Elisa Alberti I Edin Zenun
26 April – 3 Juni, 2023
Mit der aktuellen Ausstellung setzt Collectors Agenda Elisa Alberti (*1992, Kiel) und Edin Zenun (*1987, Skopje) erstmals in Dialog zueinander.
Elisa Albertis Werk ist bestimmt von einer abstrakten geometrischen Formensprache. Stringent und akkurat ausgeführte geschwungene Flächen, die in einer zarten und nuancierten Farbpalette gehalten sind und immer wieder von sattem Schwarz, Weiß oder warmen Grautönen unterbrochen werden, prägen die Ästhetik ihrer Gemälde. Die komponierten flächigen Rundungen scheinen sich gegenseitig zu beeinflussen, und tatsächlich beabsichtigt die Künstlerin, die gerne in Serien denkt, ein aufeinander Reagieren der Werke sowie eine Herstellung von Bezügen innerhalb dieser. Der malerische und grafische Grundgedanke war schon immer in Albertis Werk vorhanden, wobei sich dieser zu Beginn noch in figurativen Motiven, wie etwa in organisch-pflanzlichen Formen in Verbindung mit abstrakten Formen, äußerte. Nach und nach entfernte Alberti sich jedoch vom Gegenständlichen und entwickelte ihre Arbeit in Richtung reduzierte Abstraktion.
In seiner poetisch anmutenden und gestisch-musikalischen Malerei stellt Edin Zenun die Frage nach der idealen Komposition im Zusammenspiel von Form und Farbe. Große Aufmerksamkeit widmet er dabei auch der Materialität von Farbe, wofür er mit handgemachten Pigmenten, Öl und Ton experimentiert. Seine Gemälde bewegen sich zwischen Abstraktion und Figuration, wobei das Verlangen, aus Bestehendem oder Bekanntem Neues zu schaffen, als eine der treibenden Kräfte seiner künstlerischen Produktivität erkennbar wird. Dabei stützt er sich auf Jacques Derridas Theorie der „Hauntologie“ – ein Konzept, das sich auf die Rückkehr oder Beständigkeit von Elementen, sozusagen auf die Geister der Vergangenheit bezieht. Obwohl er diese Rückbesinnung auf das Vergangene als irreführend und sogar ungesund betrachtet, eröffnen sich durch die Diskrepanzen zwischen Idee und Realität Entdeckungsmöglichkeiten, die in seine Arbeit einfließen.

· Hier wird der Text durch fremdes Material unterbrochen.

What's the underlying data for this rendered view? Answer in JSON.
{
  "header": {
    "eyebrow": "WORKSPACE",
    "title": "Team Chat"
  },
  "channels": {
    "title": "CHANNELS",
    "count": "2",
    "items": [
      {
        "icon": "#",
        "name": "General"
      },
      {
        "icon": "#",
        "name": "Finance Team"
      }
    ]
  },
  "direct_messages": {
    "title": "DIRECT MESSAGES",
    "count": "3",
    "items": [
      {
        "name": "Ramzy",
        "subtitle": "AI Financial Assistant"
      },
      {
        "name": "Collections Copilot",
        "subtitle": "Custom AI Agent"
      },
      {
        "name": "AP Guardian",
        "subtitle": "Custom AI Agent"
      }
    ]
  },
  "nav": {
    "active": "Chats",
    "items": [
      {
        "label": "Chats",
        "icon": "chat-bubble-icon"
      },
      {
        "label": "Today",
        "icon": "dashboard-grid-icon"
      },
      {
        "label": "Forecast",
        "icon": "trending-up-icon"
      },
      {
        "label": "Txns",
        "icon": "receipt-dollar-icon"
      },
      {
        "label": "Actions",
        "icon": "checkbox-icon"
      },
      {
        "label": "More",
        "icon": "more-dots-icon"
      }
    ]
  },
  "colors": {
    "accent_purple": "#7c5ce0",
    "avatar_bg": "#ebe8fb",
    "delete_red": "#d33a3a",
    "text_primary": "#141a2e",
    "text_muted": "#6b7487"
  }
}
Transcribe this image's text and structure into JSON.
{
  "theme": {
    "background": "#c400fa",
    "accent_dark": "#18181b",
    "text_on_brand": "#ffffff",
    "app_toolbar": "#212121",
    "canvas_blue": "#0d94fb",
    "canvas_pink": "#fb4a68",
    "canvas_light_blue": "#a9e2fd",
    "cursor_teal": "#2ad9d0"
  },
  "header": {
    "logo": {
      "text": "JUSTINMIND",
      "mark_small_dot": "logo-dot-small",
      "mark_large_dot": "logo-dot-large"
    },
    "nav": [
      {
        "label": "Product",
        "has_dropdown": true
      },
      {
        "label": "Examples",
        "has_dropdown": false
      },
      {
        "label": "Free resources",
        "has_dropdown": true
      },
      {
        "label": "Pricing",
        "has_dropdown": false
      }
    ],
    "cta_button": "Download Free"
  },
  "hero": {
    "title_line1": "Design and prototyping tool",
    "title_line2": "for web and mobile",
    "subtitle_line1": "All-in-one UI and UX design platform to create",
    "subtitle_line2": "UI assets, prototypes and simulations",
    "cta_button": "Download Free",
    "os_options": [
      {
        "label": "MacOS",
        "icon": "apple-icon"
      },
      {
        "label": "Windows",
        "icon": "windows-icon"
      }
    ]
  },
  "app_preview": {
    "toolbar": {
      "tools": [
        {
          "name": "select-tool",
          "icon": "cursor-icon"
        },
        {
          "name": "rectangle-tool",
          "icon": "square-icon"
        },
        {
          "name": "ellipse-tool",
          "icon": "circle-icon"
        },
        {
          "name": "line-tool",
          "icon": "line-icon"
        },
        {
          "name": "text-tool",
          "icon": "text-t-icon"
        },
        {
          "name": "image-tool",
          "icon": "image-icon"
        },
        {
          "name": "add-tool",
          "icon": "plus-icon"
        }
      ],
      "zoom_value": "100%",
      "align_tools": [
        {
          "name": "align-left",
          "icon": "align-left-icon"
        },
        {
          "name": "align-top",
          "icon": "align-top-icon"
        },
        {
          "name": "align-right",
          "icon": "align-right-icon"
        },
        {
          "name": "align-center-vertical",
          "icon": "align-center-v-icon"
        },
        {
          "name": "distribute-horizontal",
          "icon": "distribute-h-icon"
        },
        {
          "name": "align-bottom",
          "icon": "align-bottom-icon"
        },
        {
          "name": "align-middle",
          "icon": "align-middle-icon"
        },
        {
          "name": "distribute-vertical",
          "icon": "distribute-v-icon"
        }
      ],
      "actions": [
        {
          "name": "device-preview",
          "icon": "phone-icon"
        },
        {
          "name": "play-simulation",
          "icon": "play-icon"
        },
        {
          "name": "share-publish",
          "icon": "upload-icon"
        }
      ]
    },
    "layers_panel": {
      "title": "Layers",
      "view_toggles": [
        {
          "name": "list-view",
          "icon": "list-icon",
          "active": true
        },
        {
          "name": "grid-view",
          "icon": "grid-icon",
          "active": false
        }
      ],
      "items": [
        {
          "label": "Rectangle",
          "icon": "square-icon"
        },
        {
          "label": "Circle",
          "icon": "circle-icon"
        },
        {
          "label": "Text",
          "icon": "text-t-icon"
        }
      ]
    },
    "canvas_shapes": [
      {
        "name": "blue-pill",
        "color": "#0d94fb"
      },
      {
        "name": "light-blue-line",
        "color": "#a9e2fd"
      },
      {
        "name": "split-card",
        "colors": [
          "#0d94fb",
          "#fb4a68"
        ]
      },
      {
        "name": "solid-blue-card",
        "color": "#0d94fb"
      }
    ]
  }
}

In der Gegenüberstellung gehen Edin Zenuns eher impulsive gestische Werke spannende Verbindungen mit Elisa Albertis stringenter, minimalistischer Formensprache ein. Tuschearbeiten auf Papier treffen auf gebrannten Ton. In beiden Fällen haben Künstlerin und Künstler auf ein Medium zurückgegriffen, in dem sie üblicherweise weniger oder gar nicht arbeiten, wodurch für Betrachter*innen nochmals ein ganz neuer Blick auf die wesentlichen künstlerischen Prioritäten von Alberti und Zenun ermöglicht wird.
Elisa Alberti, die in ihrer künstlerischen Praxis eher auf Leinwand oder Holzblöcken arbeitet, hat sich für ihre Serie abstract relationships (2022), bestehend aus 16 Werken, sogar zum ersten Mal überhaupt mit Keramik als Bildträger beschäftigt. Wie aus ihren anderen Arbeiten bekannt, variiert und adaptiert Alberti auch hier ihre charakteristischen Formen in ihrer Farbgebung und Komposition und stellt Beziehungen zwischen den einzelnen Werken her. Zu der sonst so strengen Ästhetik und akkuraten Ausführung ihrer geometrischen Formen, gesellt sich hier jedoch ein unerwartetes Moment der Imperfektion, bedingt durch die besondere Materialität von Ton und die teilweise schwer einzuschätzenden Reaktionen im Brennvorgang, ähnlich dem Wabi-Sabi, einer japanischen ästhetischen Denkweise, die eng mit dem Zen-Buddhismus verbunden ist und den Zustand der Unvollkommenheit bzw. das niemals Abgeschlossene für die Wahrnehmung von Schönheit heranzieht und in vielen japanischen Künsten wie etwa der japanischen Gartengestaltung, dem Bonsai, dem Ikebana oder japanischer Keramik zu finden ist.
Wie als Antwort auf diese Schönheit, die aus dem Unvollkommenen erwächst, greift auch Edin Zenun für seine Tuschezeichnungen auf handgeschöpftes und grob von Hand gerissenes China-Papier zurück. Teilweise an kalligraphische Strukturen, teilweise an Kleckse eines Rorschach-Tests erinnernd, stellen die schwarz-weißen Zeichnungen aus Taking Cuts (2023) einen Kontrast zu den farbigen Flächen von Alberti dar und setzen sich über die strenge Geometrik hinweg, wobei sich Zenuns Formensprache immer knapp an der Grenze zum Darstellenden oder zumindest zum Assoziativen bewegt. Bald wird aber erkennbar, dass sich auch seine Zeichnungen aufeinander beziehen, indem sie Elemente voneinander aufgreifen, diese vervielfachen, reduzieren oder intensivieren.
So begegnen sich die Werke von Elisa Alberti und Edin Zenun einerseits in ihrem intuitiven, organischen und konzertierten künstlerischen Ausdruck, der eine Brücke zwischen reduzierter, abstrakter Formensprache sowie der Lust beider Positionen auf das Experimentieren mit Neuem schafft.